The part of the code I am most proud of is the wobble (flutter) force, which adds personality to the moth’s movement without making it feel random:

this.wobble += 0.1;
let flutter = createVector(
  cos(this.wobble),
  sin(this.wobble)
);
flutter.mult(0.03);
this.applyForce(flutter);

This small oscillating acceleration creates a natural, insect-like flutter. Combined with the attraction to the lamp, it makes the moth feel alive and slightly unpredictable, rather than robotic. And, this is where I used ChatGPT’s to help.

The Code

Reflection & Future Work

This project helped me better understand how simple rules can create believable natural motion. Using acceleration alone forced me to think carefully about how each force affects the behavior over time.

What worked well:

  • The combination of attraction and wobble felt natural and readable.
  • Limiting speed and force helped keep the movement smooth.
  • Keeping visuals simple allowed the motion to stand out.

If I were to continue developing this sketch, I would:

  • Add a “panic zone” near the lamp where the moth starts circling instead of approaching directly.
  • Introduce multiple moths with slightly different parameters to give each one a unique personality.
  • Experiment with a pulsing or moving light source to see how the behavior adapts.

Amal – Assignment 1a

The Computational Beauty of Nature – Ch1

The concepts explored in this reading were very central to how we view things and analyze not only nature but also human-made systems like the stock market. What left a strong impression on me is how important it is to analyze interaction in order to truly understand what something is. At the beginning of this chapter, Flake introduces the idea of reductionism, which is the process of reducing something into increments to better understand its true nature.

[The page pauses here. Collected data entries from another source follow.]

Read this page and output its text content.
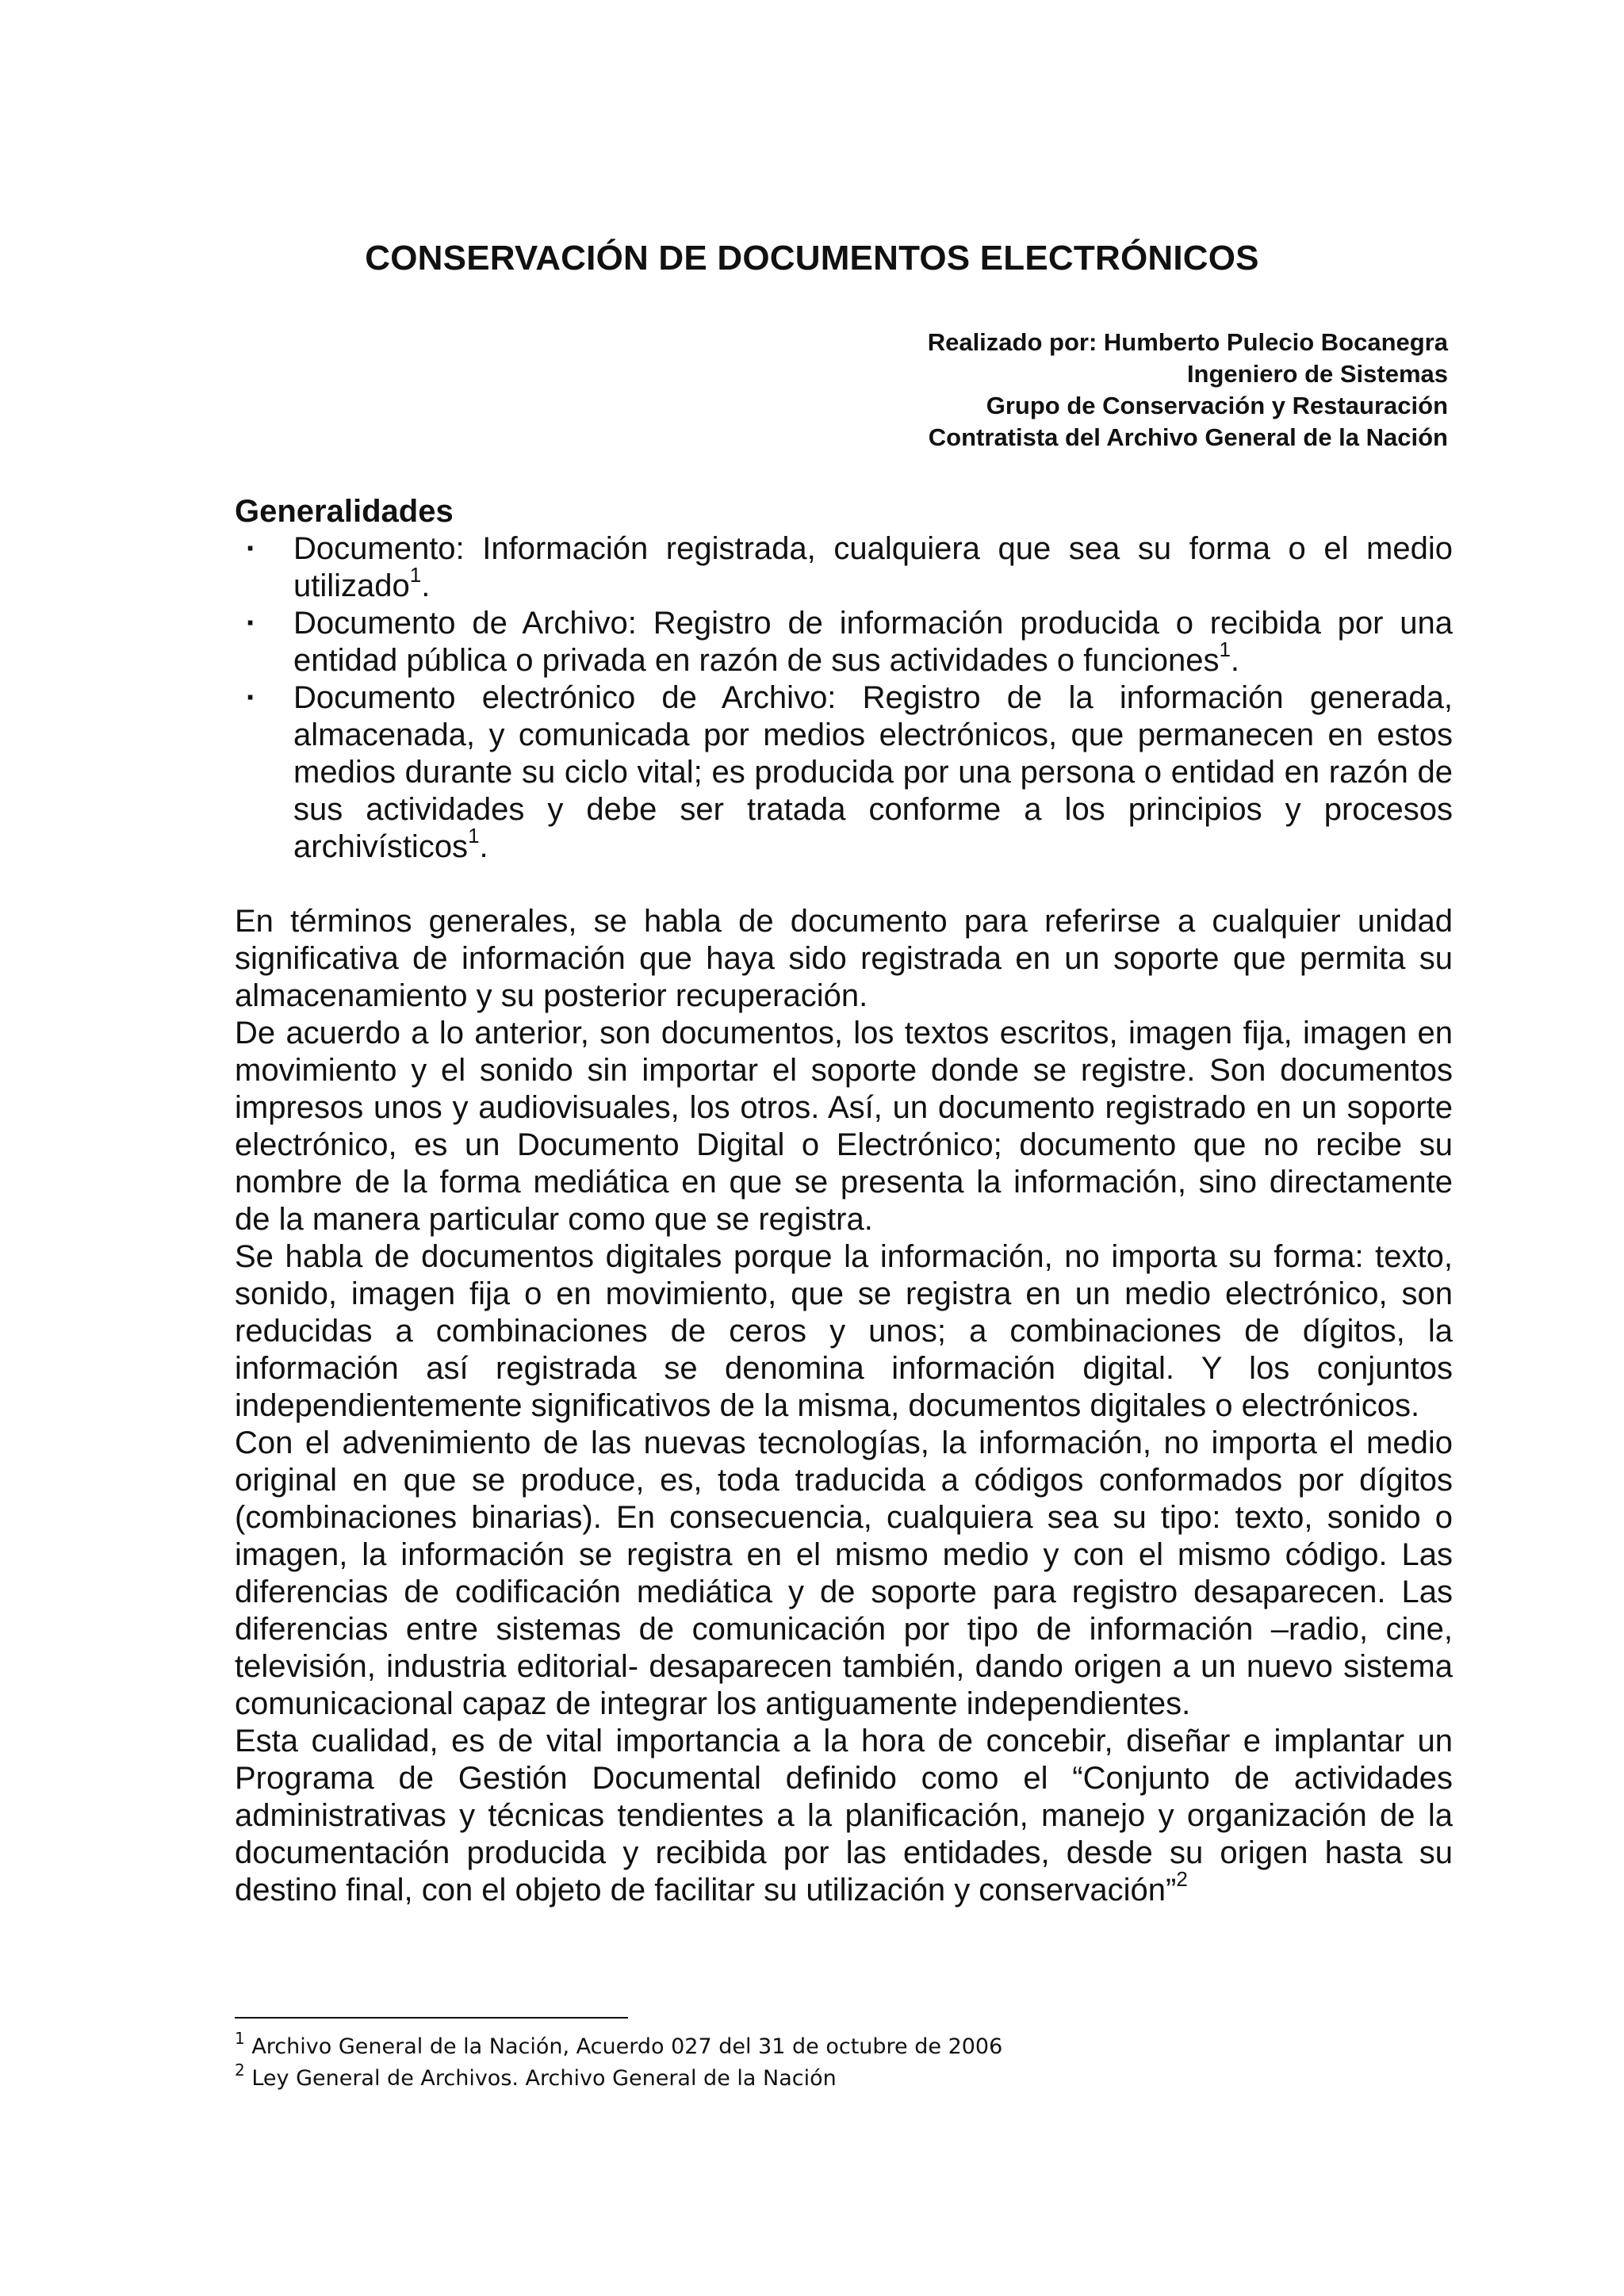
CONSERVACIÓN DE DOCUMENTOS ELECTRÓNICOS
Realizado por: Humberto Pulecio Bocanegra
Ingeniero de Sistemas
Grupo de Conservación y Restauración
Contratista del Archivo General de la Nación

Generalidades

· Documento: Información registrada, cualquiera que sea su forma o el medio utilizado$^1$.
· Documento de Archivo: Registro de información producida o recibida por una entidad pública o privada en razón de sus actividades o funciones$^1$.
· Documento electrónico de Archivo: Registro de la información generada, almacenada, y comunicada por medios electrónicos, que permanecen en estos medios durante su ciclo vital; es producida por una persona o entidad en razón de sus actividades y debe ser tratada conforme a los principios y procesos archivísticos$^1$.

En términos generales, se habla de documento para referirse a cualquier unidad significativa de información que haya sido registrada en un soporte que permita su almacenamiento y su posterior recuperación.

De acuerdo a lo anterior, son documentos, los textos escritos, imagen fija, imagen en movimiento y el sonido sin importar el soporte donde se registre. Son documentos impresos unos y audiovisuales, los otros. Así, un documento registrado en un soporte electrónico, es un Documento Digital o Electrónico; documento que no recibe su nombre de la forma mediática en que se presenta la información, sino directamente de la manera particular como que se registra.

Se habla de documentos digitales porque la información, no importa su forma: texto, sonido, imagen fija o en movimiento, que se registra en un medio electrónico, son reducidas a combinaciones de ceros y unos; a combinaciones de dígitos, la información así registrada se denomina información digital. Y los conjuntos independientemente significativos de la misma, documentos digitales o electrónicos.

Con el advenimiento de las nuevas tecnologías, la información, no importa el medio original en que se produce, es, toda traducida a códigos conformados por dígitos (combinaciones binarias). En consecuencia, cualquiera sea su tipo: texto, sonido o imagen, la información se registra en el mismo medio y con el mismo código. Las diferencias de codificación mediática y de soporte para registro desaparecen. Las diferencias entre sistemas de comunicación por tipo de información –radio, cine, televisión, industria editorial- desaparecen también, dando origen a un nuevo sistema comunicacional capaz de integrar los antiguamente independientes.

Esta cualidad, es de vital importancia a la hora de concebir, diseñar e implantar un Programa de Gestión Documental definido como el “Conjunto de actividades administrativas y técnicas tendientes a la planificación, manejo y organización de la documentación producida y recibida por las entidades, desde su origen hasta su destino final, con el objeto de facilitar su utilización y conservación”$^2$

$^1$ Archivo General de la Nación, Acuerdo 027 del 31 de octubre de 2006
$^2$ Ley General de Archivos. Archivo General de la Nación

In my understanding, we are invited to look at this from a rather “scientific” lens in order to see how we could apply a similar concept in computing. This leaves me with the impression that it is very important for us to first understand how dissecting something in terms of meaning can then help us introduce that understanding to a computer.

The Concept

My concept is inspired by fireflies. Having never experienced them, I have always been curious about what it would feel like to interact with one, so why not simulate it?

For the sake of simulating human-to-firefly interaction, I did not want the firefly to simply float around randomly. I wanted it to follow the mouse around the sketch in order to translate a sense of curiosity between both the firefly and the user.

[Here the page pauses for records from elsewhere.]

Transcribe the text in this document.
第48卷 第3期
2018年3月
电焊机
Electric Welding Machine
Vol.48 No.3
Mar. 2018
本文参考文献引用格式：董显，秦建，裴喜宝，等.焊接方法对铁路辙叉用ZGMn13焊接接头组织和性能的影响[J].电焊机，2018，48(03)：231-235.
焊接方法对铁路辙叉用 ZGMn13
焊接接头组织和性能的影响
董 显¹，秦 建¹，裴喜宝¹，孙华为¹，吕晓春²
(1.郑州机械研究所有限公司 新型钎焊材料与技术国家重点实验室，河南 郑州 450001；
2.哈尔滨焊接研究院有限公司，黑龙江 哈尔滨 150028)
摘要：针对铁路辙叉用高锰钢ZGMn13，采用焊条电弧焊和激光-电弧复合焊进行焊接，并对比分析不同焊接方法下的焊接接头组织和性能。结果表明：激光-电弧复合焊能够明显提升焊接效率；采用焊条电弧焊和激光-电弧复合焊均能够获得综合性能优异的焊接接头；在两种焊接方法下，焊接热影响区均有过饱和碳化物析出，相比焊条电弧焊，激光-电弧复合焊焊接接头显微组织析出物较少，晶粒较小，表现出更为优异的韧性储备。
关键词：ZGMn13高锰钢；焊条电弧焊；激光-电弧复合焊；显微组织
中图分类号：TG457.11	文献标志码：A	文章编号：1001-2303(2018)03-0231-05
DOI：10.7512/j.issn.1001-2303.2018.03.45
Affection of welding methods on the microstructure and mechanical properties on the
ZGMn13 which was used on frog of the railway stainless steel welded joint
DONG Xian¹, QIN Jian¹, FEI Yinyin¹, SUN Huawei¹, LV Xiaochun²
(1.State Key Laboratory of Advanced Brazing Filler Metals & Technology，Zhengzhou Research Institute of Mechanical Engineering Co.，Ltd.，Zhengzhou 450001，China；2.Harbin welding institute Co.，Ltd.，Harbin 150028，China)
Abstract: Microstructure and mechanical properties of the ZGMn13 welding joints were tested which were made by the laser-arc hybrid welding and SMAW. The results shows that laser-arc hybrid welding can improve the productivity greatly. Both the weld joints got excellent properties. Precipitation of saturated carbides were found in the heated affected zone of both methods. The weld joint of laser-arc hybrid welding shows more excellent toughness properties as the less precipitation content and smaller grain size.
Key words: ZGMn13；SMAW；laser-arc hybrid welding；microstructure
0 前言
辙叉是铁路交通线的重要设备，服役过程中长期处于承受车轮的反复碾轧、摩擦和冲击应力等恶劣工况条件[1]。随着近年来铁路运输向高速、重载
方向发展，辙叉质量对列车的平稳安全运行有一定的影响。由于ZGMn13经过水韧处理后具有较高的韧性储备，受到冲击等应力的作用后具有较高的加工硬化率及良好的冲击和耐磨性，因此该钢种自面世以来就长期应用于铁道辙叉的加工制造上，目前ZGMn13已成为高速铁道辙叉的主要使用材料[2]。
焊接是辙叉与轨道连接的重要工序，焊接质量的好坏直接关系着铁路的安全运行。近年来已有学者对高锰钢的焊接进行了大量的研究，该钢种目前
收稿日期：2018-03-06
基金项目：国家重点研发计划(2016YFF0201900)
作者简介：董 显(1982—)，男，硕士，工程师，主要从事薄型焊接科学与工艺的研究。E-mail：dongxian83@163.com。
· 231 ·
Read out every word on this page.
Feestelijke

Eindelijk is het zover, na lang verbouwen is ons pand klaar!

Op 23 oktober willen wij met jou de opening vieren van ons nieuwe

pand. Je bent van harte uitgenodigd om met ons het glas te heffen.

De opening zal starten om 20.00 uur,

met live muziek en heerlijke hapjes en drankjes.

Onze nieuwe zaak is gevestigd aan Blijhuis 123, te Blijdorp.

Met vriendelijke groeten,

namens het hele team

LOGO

I implemented a Gaussian random walk (List 1) and mapped the motion to color and brightness to create a firefly glow effect (List 2).

Code that I am proud of
let glow = 220 + randomGaussian() * 20;
glow = constrain(glow, 140, 255);

I’m proud of this part of the code because I wanted the firefly’s glow to feel as natural as possible. Using Gaussian randomness makes the brightness fluctuate gently instead of jumping unpredictably, and constraining the values keeps the light within a realistic range.

The Sketch

Reflection

Initially, I wanted to mimic bacteria and binary fission, but that idea felt a bit too ambitious at this stage. I decided to step back and focus on exploring motion in a simpler way, which led me to this firefly concept. I was interested in creating something that felt organic and calm rather than complex.

For future work, I wanted to place the firefly over an image of a forest, but I realized that doing so would either cause the firefly’s trail to disappear or require the background to fade over time. I think finding a way to balance a real forest image with the artificial movement of the firefly could be an interesting direction to explore further.